Filename | Description |
---|---|
assets | Assets folder containing images displayed in the README. |
airflow | Airflow folder containing all needed files (docker-compose, DAGs, plugins, etc.) used by Airflow. |
data | Data folder, initially empty with exception of a README. Data will be loaded into this folder before being moved to S3. |
exploration | Explorative Jupyter Notebooks for exploring data and setup |
setup | Folder containing all scripts for setting up the project, downloading data and loading this to S3, setting up AWS infrastructure (Redshift) and adding connections to Airflow programmatically. |
.gitignore | All the things that should NOT be committed to Git. |
LICENSE | In case anyone wants to re-use stuff from this repository. |
README.md | This file, descriping the repository and the content. |
- Follow the setup guide.
- Verify you Airflow running in docker, data loaded to S3, and a Redshift cluster running.
- Go to
http://localhost:8080/admin/
in your browser - Enable
arXiv_Redshift_dag
and it will auto-start
Step | Type | Description |
---|---|---|
begin_execution | DummyOperator | Dummy task with no action |
create_staging_tables, create_main_tables |
RedshiftExecuteSQLOperator | Creates staging and main tables if not already exists, otherwise drops and re-create the table |
re_parse_authors, re_parse_citations |
PythonOperator | Downloads and parses JSON files, then saves them in another JSON format to be able to leverage Redshifts COPY functionality |
stage_authors, stage_metadata, stage_citations, stage_classifications |
StageFromS3ToRedshiftOperator | Loads data from S3 into staging tables using COPY functions |
quality_check_staged_metadata, quality_check_staged_authors, quality_check_staged_citations, quality_check_staged_classifications |
DataQualityOperator | Runs quality checks and validation scripts on staged data |
stage_to_main_tables | DummyOperator | Dummy task with no action |
load_articles_table, load_article_version_dimension_table, load_article_authors_dimension_table, load_article_classifications_dimension_table, load_article_citations_dimension_table |
LoadRedshiftTableOperator | Transforms and loads data from staging tables into main tables |
run_data_quality_checks | DummyOperator | Dummy task with no action |
quality_check_articles_fact, quality_check_versions_dim, quality_check_authors_dim, quality_check_classifications_dim, quality_check_citations_dim |
DataQualityOperator | Runs quality check on data loaded into main dimensional tables and fact table |
End_execution | DummyOperator | Dummy task with no action |
The process reads data from S3, using the specifiers:
- Metadata data: s3://arxiv-etl/metadata
- Authors data: s3://arxiv-etl/authors/authors-parsed.json
- Citations data: s3://arxiv-etl/citations/citations_parsed.csv
- Classifications data: s3://arxiv-etl/classifications
Data loaded from S3 is processed and transformed into five main Fact and Dimensional tables in your Redshift cluster:
Table name | Row count |
---|---|
articles_fact | 1.697.508 |
authors_dim | 6.643.208 |
citations_dim | 9.346.457 |
classifications_dim | 2.735.492 |
versions_dim | 2.618.307 |
- Increase the size of the current Redshift Cluster. For this project I have 2 nodes in a cluster with combined 320 GB of storage. This can easily be scaled both vertically and horizontally, both to increase the individual node, as well as adding more nodes to the cluster.

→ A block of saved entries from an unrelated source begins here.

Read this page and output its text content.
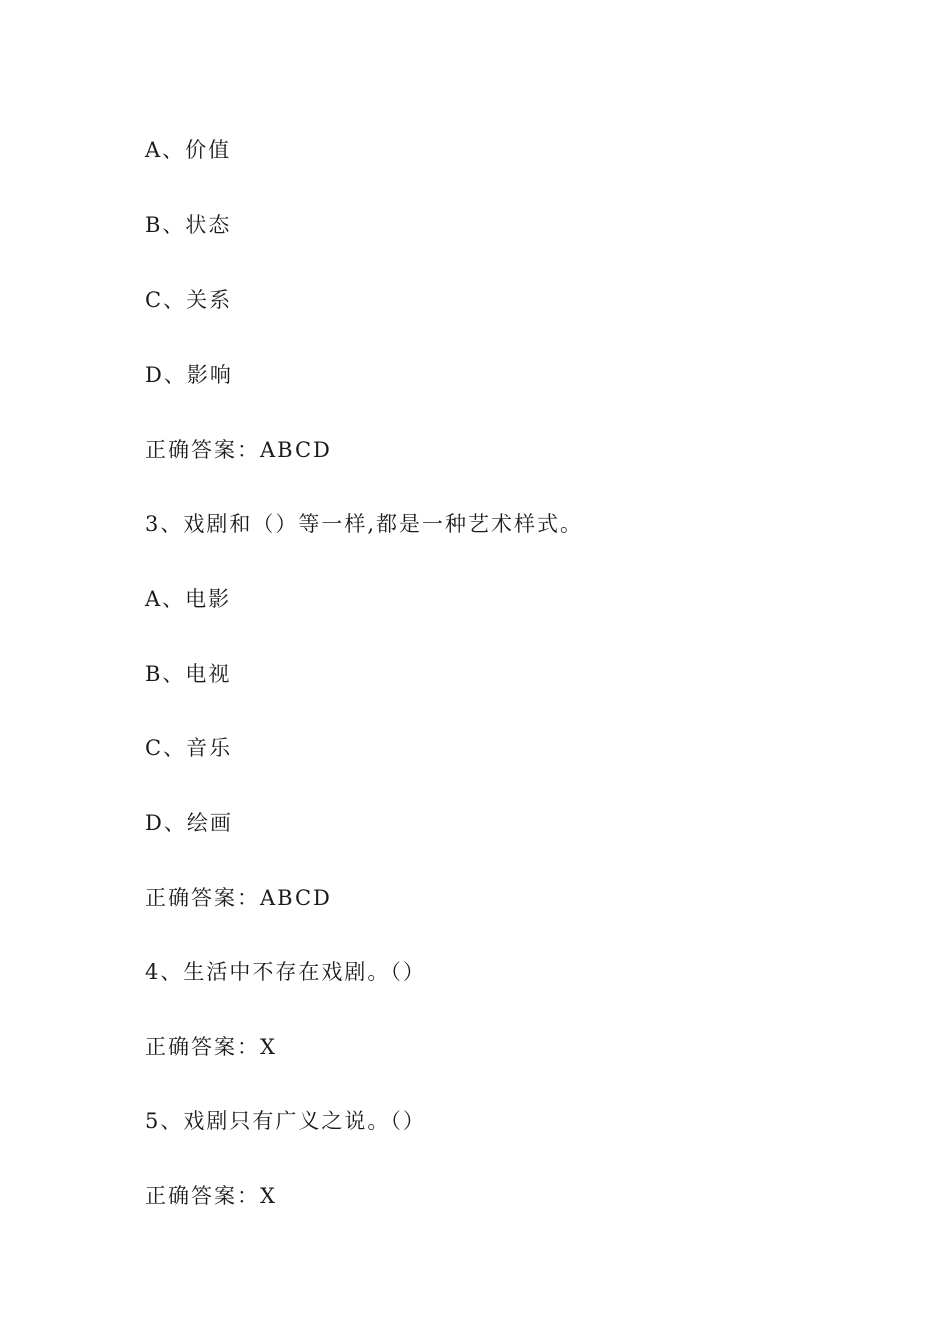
A、价值
B、状态
C、关系
D、影响
正确答案：ABCD
3、戏剧和（）等一样,都是一种艺术样式。
A、电影
B、电视
C、音乐
D、绘画
正确答案：ABCD
4、生活中不存在戏剧。（）
正确答案：X
5、戏剧只有广义之说。（）
正确答案：X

- This should be created as a seperate Airflow DAG from the one in this project, that loads from S3. This new DAG should be created to update the dashboard, with a SLA for completing the task no later than 7:00 AM.
- I feel that with the current setup of leveraging a Redshift cluter, this is already possible. Again, as in the first scenario, it might require that the cluster is scaled to a larger size than currently.